Sarapan hari ini terasa begitu menyenangkan. Setelah sekian lama akhirnya para keturunan Bathory dapat kembali berkumpul di meja makan bersama. Atheiv membawa piring berisi daging sapi bakar dan kentang kukus, disertai saus merah yang dituangkan dalam keadaan panas di masing-masing piring.
"Apa-apaan ini?" Ry menaikkan satu alis bingung, menyaksikan Atheiv menyajikan makanan, bukan para maid. Namun laki-laki itu mengulum senyum lembut, yang membuatnya bungkam seribu bahasa.
"Sebenarnya aku sering memasak dulu. Jadi aku ingin kalian merasakannya sesekali," berkata dengan riang, Atheiv kembali pamerkan senyum melihat respon positif yang diberikan.
"Cocok sekali untuk jadi calon suamiku," Vich berargumen.
"Uhuk!" V tersedak tiba-tiba, merasakan lelucon saudaranya mulai kelewat batas hingga membuat aura membunuh Ry muncul di sebrang sana.
Setelah usai dengan kegiatannya, Atheiv menyiapkan bagiannya sendiri. Lalu mereka berdoa dan mulai makan. Kerisauan muncul dalam gelat Ry, ia tentu saja tidak bisa makan karena harus melepas topengnya.
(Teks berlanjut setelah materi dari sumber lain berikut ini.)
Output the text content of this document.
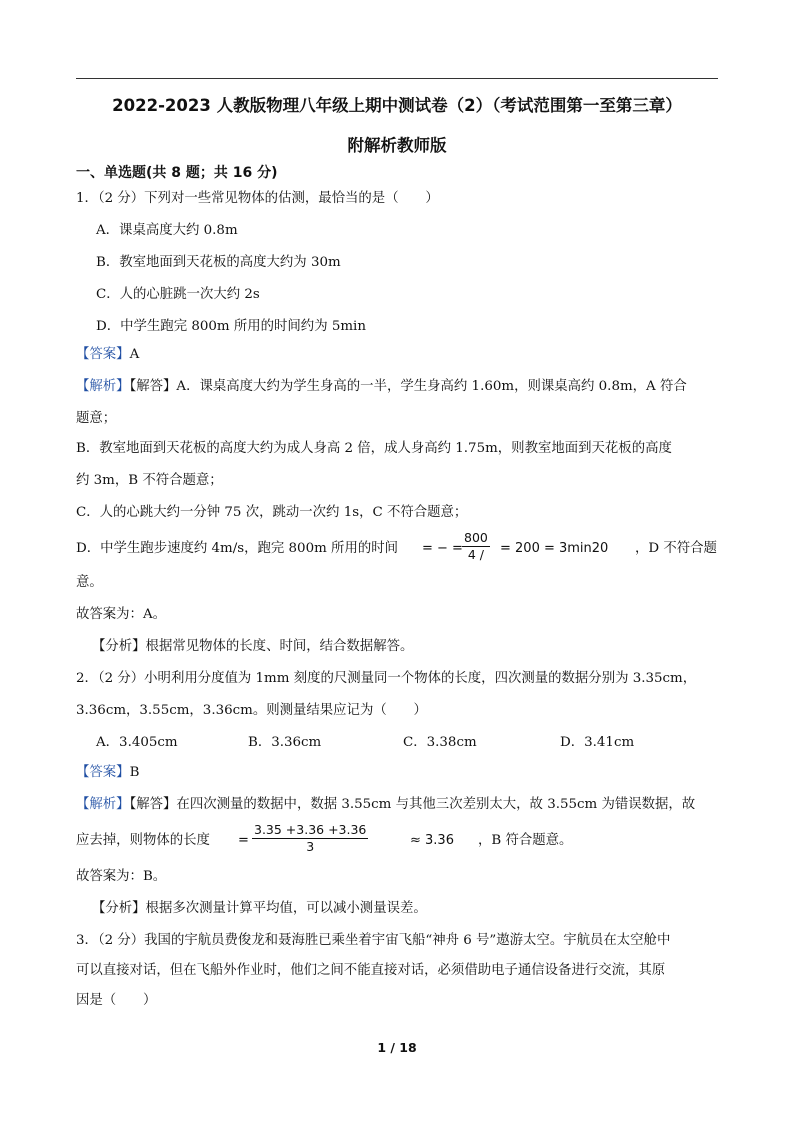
2022-2023 人教版物理八年级上期中测试卷（2）（考试范围第一至第三章）
附解析教师版
一、单选题(共 8 题；共 16 分)
1．（2 分）下列对一些常见物体的估测，最恰当的是（　　）
A．课桌高度大约 0.8m
B．教室地面到天花板的高度大约为 30m
C．人的心脏跳一次大约 2s
D．中学生跑完 800m 所用的时间约为 5min
【答案】A
【解析】【解答】A．课桌高度大约为学生身高的一半，学生身高约 1.60m，则课桌高约 0.8m，A 符合
题意；
B．教室地面到天花板的高度大约为成人身高 2 倍，成人身高约 1.75m，则教室地面到天花板的高度
约 3m，B 不符合题意；
C．人的心跳大约一分钟 75 次，跳动一次约 1s，C 不符合题意；
D．中学生跑步速度约 4m/s，跑完 800m 所用的时间 = − = $\frac{800}{4 /} = 200 = 3\min 20$ ，D 不符合题
意。
故答案为：A。
【分析】根据常见物体的长度、时间，结合数据解答。
2．（2 分）小明利用分度值为 1mm 刻度的尺测量同一个物体的长度，四次测量的数据分别为 3.35cm，
3.36cm，3.55cm，3.36cm。则测量结果应记为（　　）
A．3.405cm	B．3.36cm	C．3.38cm	D．3.41cm
【答案】B
【解析】【解答】在四次测量的数据中，数据 3.55cm 与其他三次差别太大，故 3.55cm 为错误数据，故
应去掉，则物体的长度 = $\frac{3.35 +3.36 +3.36}{3}$	≈ 3.36 ，B 符合题意。
故答案为：B。
【分析】根据多次测量计算平均值，可以减小测量误差。
3．（2 分）我国的宇航员费俊龙和聂海胜已乘坐着宇宙飞船“神舟 6 号”遨游太空。宇航员在太空舱中
可以直接对话，但在飞船外作业时，他们之间不能直接对话，必须借助电子通信设备进行交流，其原
因是（　　）
1 / 18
Berbeda dengan Eme yang memiliki dua topeng berbeda, Ry tidak pernah berpikir untuk membuat topeng lain.
"Ry, kau tidak akan percaya ini. Ini sangat lezat," Vich berkomentar sambil memprovokasi adiknya. "Kalau kau tidak ada minat memakannya, aku bersedia menerima satu porsi tambahan."
Saat tangan usil Vich mendekati piringnya, es-es kecil bermunculan untuk menyergap. Vich tertawa, respon Ry selalu pantas dinikmati. Beberapa dari es itu bahkan menancap di piring Vich, membuatnya retak.
"Jangan bermain di saat makan, Ry, Vich." Teguran si sulung membuat kondisi kembali tenang.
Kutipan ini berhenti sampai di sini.